01 set, 2016 - 12:28
O presidente do Supremo Tribunal de Justiça (STJ), Henrique Gaspar alertou esta quinta-feira que o sistema de justiça está confrontado com dificuldades, como cobrança de dívidas e penhoras, “que medidas de gestão não podem resolver”.
Henrique Gaspar falava na sessão de abertura do novo Ano Judicial, onde salientou a ineficácia das execuções como uma “consequência agregada de um erro histórico e genético do modelo e dos efeitos devastadores da crise económica”.
Perante esta situação, o presidente do STJ vai exigir o estudo rigoroso dos números e uma profunda reflexão, já que as indicações de instâncias centrais de execução apontam para taxas de eficácia nos 2% ou 3%.
"A razão é tão óbvia, que surpreende não ser equacionada no discurso recorrente sobre esta matéria; a dimensão do problema constitui expressão de uma economia doente", sublinhou.
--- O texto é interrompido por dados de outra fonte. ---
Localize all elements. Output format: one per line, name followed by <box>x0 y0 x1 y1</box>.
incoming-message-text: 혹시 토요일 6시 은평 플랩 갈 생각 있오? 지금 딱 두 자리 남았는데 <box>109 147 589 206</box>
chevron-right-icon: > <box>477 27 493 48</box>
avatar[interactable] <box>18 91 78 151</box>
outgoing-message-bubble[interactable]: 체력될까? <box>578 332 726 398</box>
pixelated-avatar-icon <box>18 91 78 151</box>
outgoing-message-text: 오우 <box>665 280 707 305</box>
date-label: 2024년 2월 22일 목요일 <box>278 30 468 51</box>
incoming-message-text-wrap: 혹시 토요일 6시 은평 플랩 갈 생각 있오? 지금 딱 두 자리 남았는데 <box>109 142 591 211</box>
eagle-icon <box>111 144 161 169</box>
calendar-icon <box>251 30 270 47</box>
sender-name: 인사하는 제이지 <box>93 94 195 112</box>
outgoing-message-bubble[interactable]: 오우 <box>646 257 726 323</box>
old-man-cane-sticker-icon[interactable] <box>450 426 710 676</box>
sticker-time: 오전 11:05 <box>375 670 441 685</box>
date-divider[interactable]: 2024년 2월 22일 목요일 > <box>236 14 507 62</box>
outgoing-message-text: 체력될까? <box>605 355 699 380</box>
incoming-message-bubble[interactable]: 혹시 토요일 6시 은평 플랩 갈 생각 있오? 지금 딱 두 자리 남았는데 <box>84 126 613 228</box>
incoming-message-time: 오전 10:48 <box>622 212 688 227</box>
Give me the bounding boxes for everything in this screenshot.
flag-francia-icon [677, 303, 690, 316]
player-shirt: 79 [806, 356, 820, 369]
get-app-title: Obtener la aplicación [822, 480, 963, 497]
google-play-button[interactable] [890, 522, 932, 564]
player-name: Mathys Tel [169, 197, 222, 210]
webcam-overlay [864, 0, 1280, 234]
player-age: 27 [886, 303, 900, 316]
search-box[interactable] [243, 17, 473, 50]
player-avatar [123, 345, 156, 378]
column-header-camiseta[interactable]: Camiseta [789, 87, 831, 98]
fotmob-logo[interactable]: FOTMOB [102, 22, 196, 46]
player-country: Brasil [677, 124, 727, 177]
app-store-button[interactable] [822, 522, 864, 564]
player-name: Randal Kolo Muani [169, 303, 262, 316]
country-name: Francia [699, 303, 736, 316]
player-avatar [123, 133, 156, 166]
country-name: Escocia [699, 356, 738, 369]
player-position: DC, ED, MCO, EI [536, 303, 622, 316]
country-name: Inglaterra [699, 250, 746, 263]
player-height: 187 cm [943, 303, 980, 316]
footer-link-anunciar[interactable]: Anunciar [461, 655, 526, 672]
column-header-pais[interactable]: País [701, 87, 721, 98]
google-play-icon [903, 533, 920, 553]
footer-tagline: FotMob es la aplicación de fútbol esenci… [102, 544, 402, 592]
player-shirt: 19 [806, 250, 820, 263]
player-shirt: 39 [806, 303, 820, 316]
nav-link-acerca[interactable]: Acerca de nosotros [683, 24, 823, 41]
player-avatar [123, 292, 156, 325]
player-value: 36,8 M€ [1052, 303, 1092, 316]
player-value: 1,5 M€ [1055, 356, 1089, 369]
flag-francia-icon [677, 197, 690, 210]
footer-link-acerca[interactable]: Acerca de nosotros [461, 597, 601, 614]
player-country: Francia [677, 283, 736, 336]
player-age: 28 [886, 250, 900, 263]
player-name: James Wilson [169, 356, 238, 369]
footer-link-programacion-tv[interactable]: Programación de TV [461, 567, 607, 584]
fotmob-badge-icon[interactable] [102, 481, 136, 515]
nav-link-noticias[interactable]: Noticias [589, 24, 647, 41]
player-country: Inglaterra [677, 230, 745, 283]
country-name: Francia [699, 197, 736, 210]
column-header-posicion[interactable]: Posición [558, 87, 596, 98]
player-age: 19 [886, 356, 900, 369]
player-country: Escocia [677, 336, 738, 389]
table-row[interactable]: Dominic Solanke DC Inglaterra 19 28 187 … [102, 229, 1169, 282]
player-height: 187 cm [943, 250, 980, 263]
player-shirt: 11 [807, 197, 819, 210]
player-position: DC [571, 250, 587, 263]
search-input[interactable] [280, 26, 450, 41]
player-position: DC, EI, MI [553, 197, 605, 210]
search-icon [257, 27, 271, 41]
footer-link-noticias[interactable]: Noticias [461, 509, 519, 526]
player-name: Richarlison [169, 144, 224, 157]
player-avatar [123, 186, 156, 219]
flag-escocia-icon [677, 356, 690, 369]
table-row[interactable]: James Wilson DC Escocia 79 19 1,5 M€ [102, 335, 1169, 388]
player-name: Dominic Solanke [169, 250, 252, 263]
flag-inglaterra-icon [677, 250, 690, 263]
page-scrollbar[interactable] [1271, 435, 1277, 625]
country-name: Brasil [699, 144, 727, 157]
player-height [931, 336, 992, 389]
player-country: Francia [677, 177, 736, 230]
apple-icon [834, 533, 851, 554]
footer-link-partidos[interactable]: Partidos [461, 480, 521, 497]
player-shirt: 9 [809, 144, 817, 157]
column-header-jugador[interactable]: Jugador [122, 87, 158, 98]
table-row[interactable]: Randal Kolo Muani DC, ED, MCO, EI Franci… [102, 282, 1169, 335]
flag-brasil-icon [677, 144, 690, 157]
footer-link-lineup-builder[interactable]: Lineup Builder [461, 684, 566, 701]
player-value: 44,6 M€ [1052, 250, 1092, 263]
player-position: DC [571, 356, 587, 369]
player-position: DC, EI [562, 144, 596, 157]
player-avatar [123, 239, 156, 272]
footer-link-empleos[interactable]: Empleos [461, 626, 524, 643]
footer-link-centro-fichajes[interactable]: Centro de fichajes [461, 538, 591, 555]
No entanto, Henrique Gaspar destaca aspectos positivos na justiça, como a taxa de resolução e a taxa de descongestionamento processual que têm vindo a melhorar. Na última década, estas taxas apresentam valores positivos em 2015 e no primeiro trimestre de 2016, baixando as pendências processuais em 12%.
Na sua intervenção, o presidente do STJ revelou que o tempo de duração média na primeira instância, em matéria cível, foi de 17 meses e, em matéria penal, a duração média de acusação foi de 10 meses e meio. Na justiça laboral verificam-se oscilações no desempenho, com média de duração entre 11 e 12 meses e meio.
Já os processos de insolvência, com aumento acentuado desde 2011, tiveram índices de resolução positivos e a duração média até à declaração de insolvência dos processos concluídos em 2015 foi de 3 meses. Nesta questão, Henrique Gaspar sublinha que os efeitos da crise económica são muito expressivos, dado que as insolvências de pessoas singulares atingiram 72.2%.
Direito penal. Um “turbilhão de mudanças”
O direito penal também mereceu observações de Henrique Gaspar, para quem este direito "não escapa ao turbilhão de mudanças, ficando instável e num plano inclinado de indefinição".
"O direito penal passou a servir para tudo. Parece, de repente, a invenção política mais simples para responder a anseios e aquietar medos, que despertam sentimentos sociais condicionados por exageros mediáticos de uma ou outra manifestação crítica", disse.
Na sua opinião, os tribunais, num ambiente de "populismo penal" e de emoções devem ter "a prudência, a sabedoria e a coragem nos seus julgamentos quando enfrentem a multidão".
"Não podemos esquecer nunca que a condenação de alguém inocente constitui o absoluto da ofensa à dignidade da pessoa humana. Por outro lado, a expressão do populismo penal tem de ser racionalmente confrontada com a realidade", frisou.
A relação entre a Justiça e a Europa num "momento de crise e incerteza” que o projecto europeu atravessa foi outro dos temas abordados por Henrique Gaspar, ao destacar que os tribunais portugueses são "uma garantia do substracto material da democracia, contra a erosão dos direitos fundamentais, a insegurança e a incerteza".